Brief:
The U.S. Nuclear Regulatory Commission is set to unveil a proposed rule on October 31, introducing a novel risk-informed, technology-inclusive, performance-based licensing pathway specifically tailored for advanced nuclear reactors, as noted in a pre-publication notice for the upcoming Federal Register.
This new pathway, identified as 10 CFR Part 53, modifies the existing regulatory landscape by discarding a second proposed framework and eliminating the quantitative health objectives (QHOs) previously associated with nuclear plant risk assessments, according to the NRC’s disclosures.
- This transformation under Part 53 is projected to yield substantial financial savings—between $53.6 million and $68.2 million for each license applicant—when compared to the traditional Part 50 and Part 52 paths, while simultaneously enhancing stability, clarity, and flexibility within the regulatory framework, based on a draft analysis conducted by the NRC.
Insight:
“A successful implementation of Part 53 is anticipated to revolutionize the efficiency of licensing and oversight for advanced reactors, paving the way for a robust deployment of nuclear energy essential to achieving the nation’s climate, energy, economic, and national security objectives,” remarked Marc Nichol, the Nuclear Energy Institute’s Director of New Nuclear, in an email exchange.
The Nuclear Energy Innovation and Modernization Act, which earned sweeping bipartisan support from Congress and was enacted in January 2019, obliges the NRC to finalize the Part 53 rulemaking by the end of 2027. Despite encountering about a year of setbacks earlier in the process, Patrick White, Research Director at the Nuclear Innovation Alliance, expressed confidence that the agency could meet this timeline comfortably.
Earlier this year, in March, NRC commissioners instructed agency staff to overhaul a prior iteration of the Part 53 rule. Over the ensuing six months, NRC personnel have worked diligently to fulfill 15 specific directives laid out in the March 4 memorandum.
Noteworthy revisions in the proposed rule include the eradication of the redundant second regulatory framework—dubbed Framework B—and the removal of quantitative health objectives that previously guided assessments of potential human health risks associated with nuclear facilities.
The initial existence of Framework B raised alarms due to its overlap with existing rules, creating confusion and complexity, as noted by White. While Framework A represented a risk-informed methodology crafted during a comprehensive licensing modernization drive, Framework B merely mirrored conventional licensing practices, albeit with an intent to remain technology-neutral.
According to the IRS memo from March 4, staff were granted a year to explore three avenues for reconceptualizing the now-abandoned Framework B: integrating its principles into existing Parts 50 and 52, using it as an independent segment of 10 CFR, or “constructing a less prescriptive regulation that would offer guidance similar to Framework B.”

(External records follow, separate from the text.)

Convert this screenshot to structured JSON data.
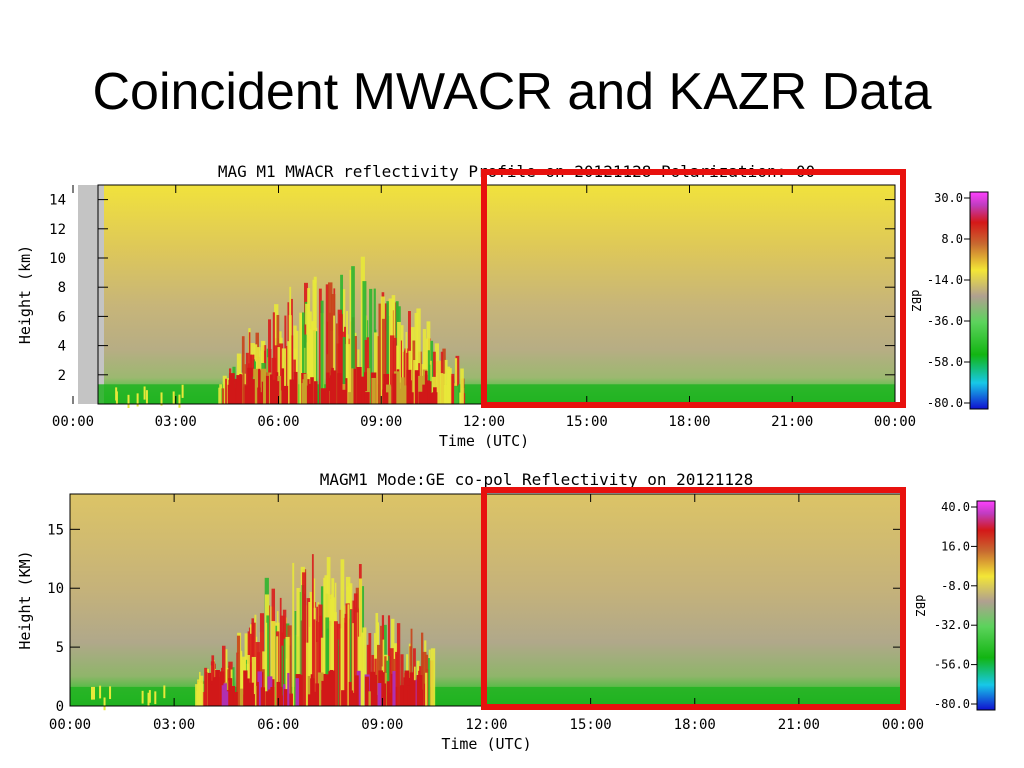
{
  "slide": {
    "title": "Coincident MWACR and KAZR Data"
  },
  "chart_data": [
    {
      "type": "heatmap",
      "title": "MAG M1 MWACR reflectivity Profile on 20121128 Polarization: 00",
      "xlabel": "Time (UTC)",
      "ylabel": "Height (km)",
      "x_ticks": [
        "00:00",
        "03:00",
        "06:00",
        "09:00",
        "12:00",
        "15:00",
        "18:00",
        "21:00",
        "00:00"
      ],
      "y_ticks": [
        2,
        4,
        6,
        8,
        10,
        12,
        14
      ],
      "ylim": [
        0,
        15
      ],
      "colorbar": {
        "label": "dBZ",
        "ticks": [
          "30.0",
          "8.0",
          "-14.0",
          "-36.0",
          "-58.0",
          "-80.0"
        ]
      },
      "highlight": {
        "color": "#e8110e",
        "from_time": "12:00",
        "to_time": "00:00"
      }
    },
    {
      "type": "heatmap",
      "title": "MAGM1 Mode:GE co-pol Reflectivity on 20121128",
      "xlabel": "Time (UTC)",
      "ylabel": "Height (KM)",
      "x_ticks": [
        "00:00",
        "03:00",
        "06:00",
        "09:00",
        "12:00",
        "15:00",
        "18:00",
        "21:00",
        "00:00"
      ],
      "y_ticks": [
        0,
        5,
        10,
        15
      ],
      "ylim": [
        0,
        18
      ],
      "colorbar": {
        "label": "dBZ",
        "ticks": [
          "40.0",
          "16.0",
          "-8.0",
          "-32.0",
          "-56.0",
          "-80.0"
        ]
      },
      "highlight": {
        "color": "#e8110e",
        "from_time": "12:00",
        "to_time": "00:00"
      }
    }
  ]
}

Industry insiders viewed the original QHO stipulations as a limitation on the flexibility of licensing applicants’ safety assessments. “Although this metric provides a pathway to demonstrate safety, it isn’t the sole method available,” White explained. He continued, “Designing a power plant that ensures safety is entirely feasible without adhering strictly to these design stipulations.”
Rather than mandating that all applicants adhere to QHO requirements, the redefined Part 53 aims to instruct license seekers to “develop a comprehensive plant risk metric (or set of metrics) and outline the pertinent methodology employed to validate that their design aligns with these metrics,” according to the staff memo.

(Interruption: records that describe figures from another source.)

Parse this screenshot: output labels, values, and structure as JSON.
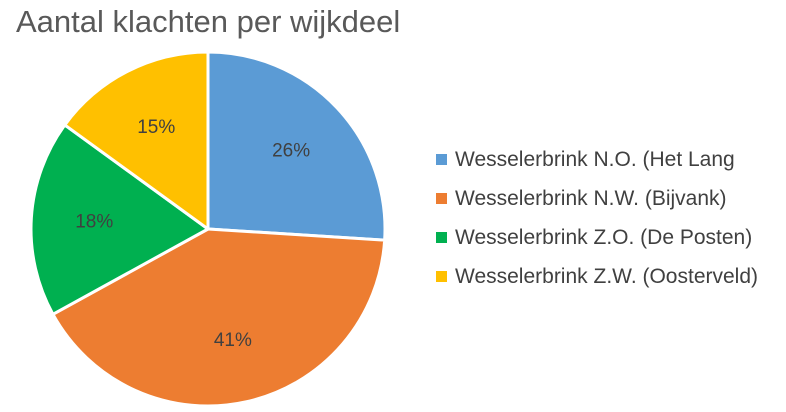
{
  "chart_data": {
    "type": "pie",
    "title": "Aantal klachten per wijkdeel",
    "categories": [
      "Wesselerbrink N.O. (Het Lang",
      "Wesselerbrink N.W. (Bijvank)",
      "Wesselerbrink Z.O. (De Posten)",
      "Wesselerbrink Z.W. (Oosterveld)"
    ],
    "values": [
      26,
      41,
      18,
      15
    ],
    "data_labels": [
      "26%",
      "41%",
      "18%",
      "15%"
    ],
    "colors": [
      "#5B9BD5",
      "#ED7D31",
      "#00B050",
      "#FFC000"
    ],
    "legend_position": "right"
  }
}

While these proposed metrics and methodologies alone may not suffice to prove adequate safety, additional health and safety standards will remain applicable. The modification abolishing QHO requirements aims to “forge a more adaptable regulatory environment, allowing applicants to demonstrate compliance with comprehensive safety evaluations without being bound to a specific set of protocols,” White elaborated.
This strategic pivot embodies the overarching aim of Part 53: to establish a regulation adaptable to any technology, facilitating effective governance over the new generation of reactors.
However, with a protracted rulemaking process still on the horizon, proactive advanced reactor developers are currently navigating existing licensing channels for their inaugural projects. For instance, Oklo is opting for a "custom combined licensing process," while TerraPower is seeking separate construction and operational licenses through the traditional Part 50 route.
The evolution of Part 53 will be a gradual process, mirroring the histories of Parts 50 and 52, with its long-term viability hinging on its practical effectiveness compared to these established frameworks, White noted.
“No regulation is expected to be flawless upon its initial publication… but if clear benefits are absent, many applicants may prefer to continue utilizing Parts 50 or 52,” he candidly stated.
The issuance of the Part 53 proposed rule will initiate a public consultation period lasting a minimum of 60 days, potentially extending into the next year at the NRC’s discretion, White indicated. Following this, NRC staff will assess the feedback received and work towards a definitive rule.